By comparison, the 3.2 percent growth rate was more than double that of the Southern Baptists, whose worship attendance grew only 1.4 percent in 2006.3 The Lutherans (ELCA) have not seen a gain in membership since 1991, and the Missouri Synod reports that membership in 85 percent of their congregations has either hit a plateau or declined. Forty-one percent of Methodist churches did not receive one member by profession of faith in 2005.4
ENHANCING YOUR STRENGTHS
Recently much has been written about the declining attendance and diminishing influence of the American church. A new study shows “22 percent of Americans say they never go to church, the highest percentage ever recorded by the General Social Survey, conducted every two years by the National Opinion Research Center at the University of Chicago”—and that is up from 17 percent in 2004.5 “Most of the unchurched (86 percent) say they believe they can have a ‘good relationship with God’ without belonging to a church.”
A recent cover of Rev! magazine asks, “Is the
The article explained that the growth rate of evangelical churches began to slow in 2004, which mirrors our findings for the Christian churches/churches of Christ featured in this report.
To summarize, whether the actual U.S. weekly worship attendance figure is 17 percent or 40 percent, neither statistic should satisfy our souls.
A Leadership cartoon showed three guys huddled around a flip chart with the header “Growth Ideas”; the caption read, “Besides calling every Sunday ‘Easter,’ does anyone else have ideas for improving church attendance?”
While studying these 113 churches, several growth indicators surfaced that you want to unpack as you evaluate your present ministry, contemplate potential strategies, and finalize your vision for the future.

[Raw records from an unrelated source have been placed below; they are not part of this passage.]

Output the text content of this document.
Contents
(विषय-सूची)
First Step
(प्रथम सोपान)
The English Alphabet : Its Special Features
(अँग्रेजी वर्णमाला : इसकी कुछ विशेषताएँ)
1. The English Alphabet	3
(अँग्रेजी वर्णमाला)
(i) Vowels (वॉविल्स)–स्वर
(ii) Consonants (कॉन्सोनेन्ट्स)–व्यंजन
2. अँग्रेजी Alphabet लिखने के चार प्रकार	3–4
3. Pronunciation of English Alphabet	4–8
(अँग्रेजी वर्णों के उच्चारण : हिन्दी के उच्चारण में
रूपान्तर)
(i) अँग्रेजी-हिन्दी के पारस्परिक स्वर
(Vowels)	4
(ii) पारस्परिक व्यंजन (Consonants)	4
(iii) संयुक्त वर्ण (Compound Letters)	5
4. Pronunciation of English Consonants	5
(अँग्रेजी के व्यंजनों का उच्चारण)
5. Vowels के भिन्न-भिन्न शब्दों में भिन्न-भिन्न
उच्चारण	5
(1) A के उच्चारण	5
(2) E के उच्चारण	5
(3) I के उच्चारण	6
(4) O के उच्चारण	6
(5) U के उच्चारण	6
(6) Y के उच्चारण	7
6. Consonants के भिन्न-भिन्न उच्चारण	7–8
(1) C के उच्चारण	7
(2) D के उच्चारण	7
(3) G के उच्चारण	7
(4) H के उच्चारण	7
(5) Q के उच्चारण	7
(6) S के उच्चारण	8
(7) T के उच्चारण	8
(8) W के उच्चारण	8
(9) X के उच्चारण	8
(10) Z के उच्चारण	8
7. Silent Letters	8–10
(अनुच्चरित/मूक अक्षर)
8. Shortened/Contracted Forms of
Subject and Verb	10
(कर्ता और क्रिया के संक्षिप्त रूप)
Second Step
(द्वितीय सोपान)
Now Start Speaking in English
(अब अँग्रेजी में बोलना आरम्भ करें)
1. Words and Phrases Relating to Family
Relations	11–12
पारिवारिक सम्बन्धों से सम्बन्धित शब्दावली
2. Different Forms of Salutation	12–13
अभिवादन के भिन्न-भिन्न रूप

Instead of trying to label every Sunday “Easter,” use these findings to spark honest conversations among your staff and leaders that will allow you to enhance your church’s strengths and generate a better future.
1Scott Thumma and Dave Travis, Beyond Megachurch Myths (San Francisco: Jossey-Bass, 2007), 1.
2Thumma and Travis, 46.
3“2006 ACP: Growth seen in attendance, number of churches, but SBC baptisms down nearly 2 percent,” Facts & Trends, July/August 2007, 20.
4“The Living Church: Radically Renewed in Love,” Church Executive, February 2008, 8.
5“Many say they believe in God, not churches,” The Indianapolis Star, 13 January 2008, A6.